Enable ML Inferencing at Scale using Amazon SageMaker | Amazon Robotics case study | AWS

Although Amazon Robotics could tap into ample compute resources on AWS, the company still had to handle hosting itself. When AWS announced the release of Amazon SageMaker at AWS re:Invent 2017, Amazon Robotics quickly adopted it, avoiding the need to build a costly hosting solution of its own. Amazon Robotics was the first company to deploy to Amazon SageMaker on a large scale and remains one of the largest deployments as of January 2021.

At first the team primarily used Amazon SageMaker to host models. Amazon Robotics adapted its service usage as needed, initially using a hybrid architecture and running some algorithms on premises and some on the cloud. “We built a core set of functionalities that enabled us to deliver the Intent Detection System,” says Tim Stallman, a senior software manager at Amazon Robotics. “And then as Amazon SageMaker features came online, we slowly started adopting those.” For example, the team adopted Amazon SageMaker Experiments—a capability that enabled the team to organize, track, compare, and evaluate ML experiments and model versions.

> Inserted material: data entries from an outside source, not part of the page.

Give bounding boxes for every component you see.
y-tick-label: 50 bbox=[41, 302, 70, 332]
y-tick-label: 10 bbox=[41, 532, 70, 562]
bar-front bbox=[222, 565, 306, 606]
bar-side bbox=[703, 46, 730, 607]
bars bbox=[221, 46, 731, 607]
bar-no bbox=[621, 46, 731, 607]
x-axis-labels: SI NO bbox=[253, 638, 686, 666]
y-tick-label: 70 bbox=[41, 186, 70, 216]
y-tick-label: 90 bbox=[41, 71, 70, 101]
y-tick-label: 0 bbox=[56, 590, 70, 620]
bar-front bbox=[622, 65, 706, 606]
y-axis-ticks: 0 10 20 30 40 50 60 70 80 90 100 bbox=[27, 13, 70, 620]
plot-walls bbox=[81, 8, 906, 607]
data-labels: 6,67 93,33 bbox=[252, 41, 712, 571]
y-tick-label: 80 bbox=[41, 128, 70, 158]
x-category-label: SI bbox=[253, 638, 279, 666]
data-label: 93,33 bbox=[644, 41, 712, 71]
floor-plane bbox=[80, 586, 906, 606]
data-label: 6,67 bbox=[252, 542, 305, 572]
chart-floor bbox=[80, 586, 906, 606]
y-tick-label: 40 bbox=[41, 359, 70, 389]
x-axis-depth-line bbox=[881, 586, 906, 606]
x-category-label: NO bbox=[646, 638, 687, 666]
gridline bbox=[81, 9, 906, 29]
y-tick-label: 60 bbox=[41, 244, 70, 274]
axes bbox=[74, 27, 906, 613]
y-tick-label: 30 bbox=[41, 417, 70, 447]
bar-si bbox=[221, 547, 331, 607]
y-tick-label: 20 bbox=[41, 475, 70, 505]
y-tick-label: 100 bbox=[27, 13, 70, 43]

Amazon Robotics also used Amazon SageMaker automatic scaling. “Amazon SageMaker doesn’t just manage the hosts we use for inferencing,” says Gallaudet. “It also automatically adds or removes hosts as needed to support the workload.” Because it doesn’t need to procure or manage its own fleet of over 500 GPUs, the company has saved close to 50 percent on its inferencing costs.